- Theatrical release poster
- Directed by: Susan Glatzer
- Produced by: Susan Glatzer
- Starring: Dawn Hampton Frankie Manning Norma Miller
- Cinematography: John MacDonald
- Edited by: Heidi Zimmerman Nick Andert
- Music by: Steven Argila
- Production companies: Swing Pictures Blumhouse Productions
- Distributed by: Magnolia Pictures
- Release dates: March 14, 2016 (South by Southwest); April 7, 2017 (Internet);
- Running time: 85 minutes
- Country: United States
- Language: English
- Box office: $68,485

= Alive and Kicking (2016 film) =

Alive and Kicking is a 2016 American documentary film about swing dancing, its origins in Harlem, and its rebirth starting in the 1990s. It is directed/produced by Susan Glatzer.
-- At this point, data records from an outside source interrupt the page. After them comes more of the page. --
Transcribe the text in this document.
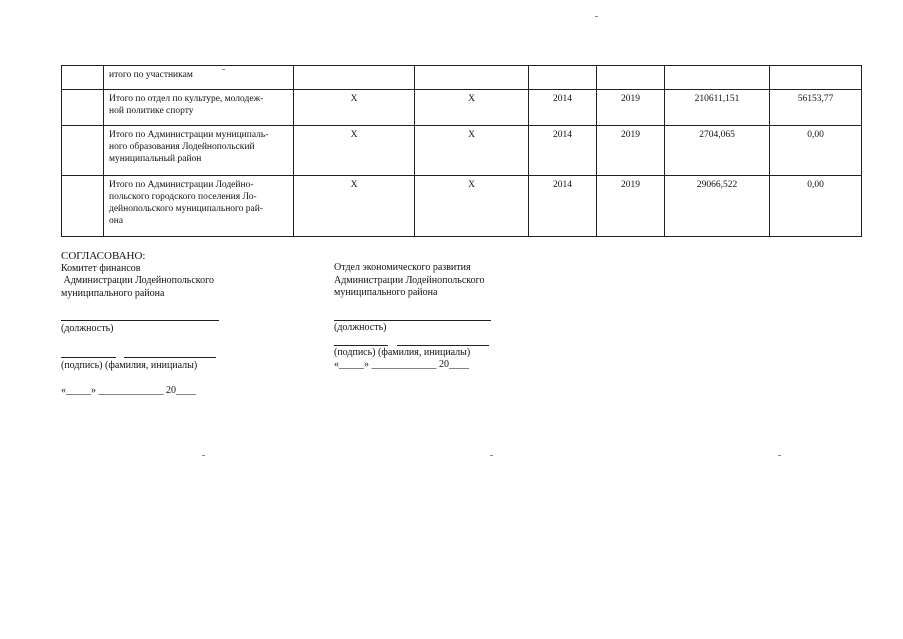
	итого по участникам						
	Итого по отдел по культуре, молодеж-
ной политике спорту	Х	Х	2014	2019	210611,151	56153,77
	Итого по Администрации муниципаль-
ного образования Лодейнопольский
муниципальный район	Х	Х	2014	2019	2704,065	0,00
	Итого по Администрации Лодейно-
польского городского поселения Ло-
дейнопольского муниципального рай-
она	Х	Х	2014	2019	29066,522	0,00
СОГЛАСОВАНО:
Комитет финансов
Администрации Лодейнопольского
муниципального района
(должность)
(подпись) (фамилия, инициалы)
«_____» _____________ 20____
Отдел экономического развития
Администрации Лодейнопольского
муниципального района
(должность)
(подпись) (фамилия, инициалы)
«_____» _____________ 20____
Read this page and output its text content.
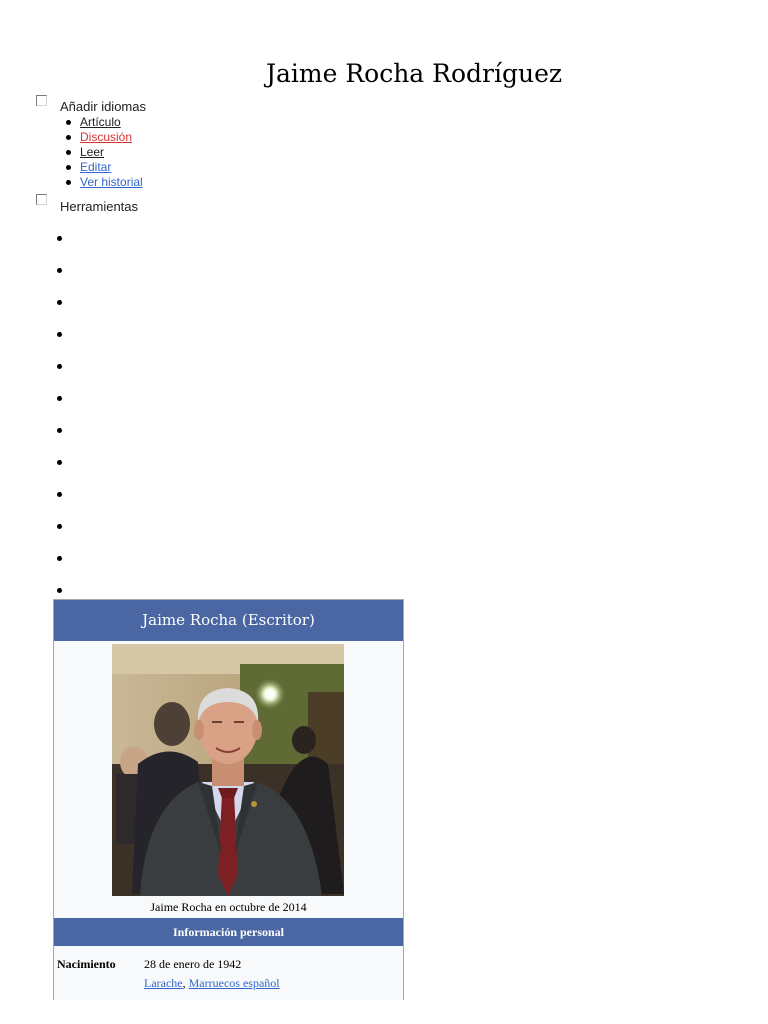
Jaime Rocha Rodríguez
Añadir idiomas
Artículo
Discusión
Leer
Editar
Ver historial
Herramientas
Jaime Rocha (Escritor)
Jaime Rocha en octubre de 2014
Información personal
Nacimiento 28 de enero de 1942
Larache, Marruecos español
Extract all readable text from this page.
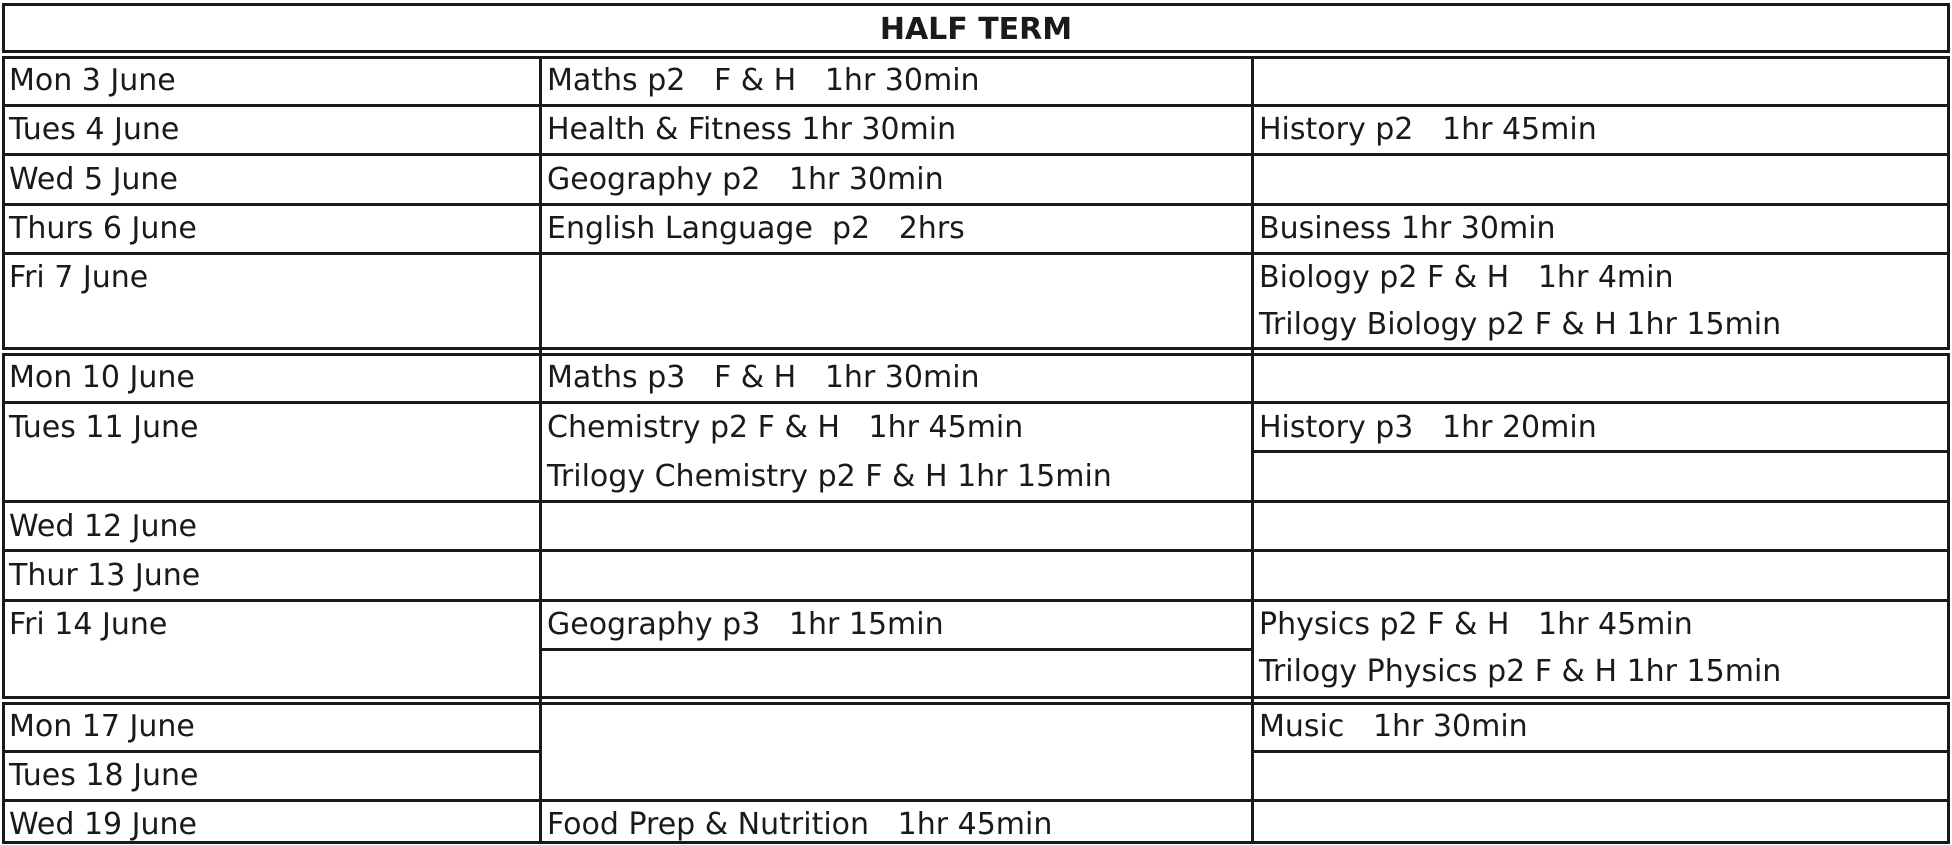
HALF TERM
Mon 3 June
Tues 4 June
Wed 5 June
Thurs 6 June
Fri 7 June
Mon 10 June
Tues 11 June
Wed 12 June
Thur 13 June
Fri 14 June
Mon 17 June
Tues 18 June
Wed 19 June
Maths p2   F & H   1hr 30min
Health & Fitness 1hr 30min
Geography p2   1hr 30min
English Language  p2   2hrs
Maths p3   F & H   1hr 30min
Chemistry p2 F & H   1hr 45min
Trilogy Chemistry p2 F & H 1hr 15min
Geography p3   1hr 15min
Food Prep & Nutrition   1hr 45min
History p2   1hr 45min
Business 1hr 30min
Biology p2 F & H   1hr 4min
Trilogy Biology p2 F & H 1hr 15min
History p3   1hr 20min
Physics p2 F & H   1hr 45min
Trilogy Physics p2 F & H 1hr 15min
Music   1hr 30min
The film premiered at the 2016 SXSW Film Festival and was subsequently acquired by Magnolia Pictures. The executive producers were Jason Blum and Robert Rippberger.

==Reception==
On review aggregator website Rotten Tomatoes, the film has an approval rating of 100 percent based on 11 critics, with an average rating of 7.50 out of 10.

Offering likeable characters and some killer footage of couples throwing each other around at high speed without mussing their hair, the documentary will please at fests and on TV while likely nudging more than a few sedentary viewers to go find dancing shoes of their own.
— The Hollywood Reporter

Both Sheri Linden of the Los Angeles Times and Christopher Kompanek of The Washington Post have praised writing and directing by Susan Glatzer.
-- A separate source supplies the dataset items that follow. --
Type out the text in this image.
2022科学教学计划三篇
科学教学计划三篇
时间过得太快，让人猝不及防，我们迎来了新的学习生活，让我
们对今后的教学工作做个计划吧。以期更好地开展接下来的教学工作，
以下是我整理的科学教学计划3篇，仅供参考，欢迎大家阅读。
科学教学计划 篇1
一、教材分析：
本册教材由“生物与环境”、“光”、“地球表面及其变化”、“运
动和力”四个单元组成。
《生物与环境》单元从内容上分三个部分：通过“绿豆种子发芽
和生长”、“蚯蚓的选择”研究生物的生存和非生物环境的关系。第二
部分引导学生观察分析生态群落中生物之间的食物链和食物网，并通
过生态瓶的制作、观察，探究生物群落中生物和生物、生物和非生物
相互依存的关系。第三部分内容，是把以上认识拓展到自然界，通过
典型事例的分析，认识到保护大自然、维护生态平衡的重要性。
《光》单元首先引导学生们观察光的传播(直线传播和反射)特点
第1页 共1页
Serena Donadoni of The Village Voice stated that "Although it's been used repeatedly as a movie title, Alive and Kicking perfectly captures the joyous enthusiasm of Susan Glatzer's debut documentary, which presents swing dance as a vibrant, living art form".

According to Moira MacDonald of the Seattle Times "Though it adheres to documentary convention by picking out a few competitive swing dancers and following them throughout the film, "Alive and Kicking" keeps dancing off into other areas, and we just hold its hand and follow".

While attending its premiere at the SXSW, Wayne Alan Brenner of The Austin Chronicle wrote "The music, the interviews, the interleavening of stock footage, the way the various modern narratives and backgrounding histories are fitted together: All of this works toward a successful expression of what means a thing because it does have that swing".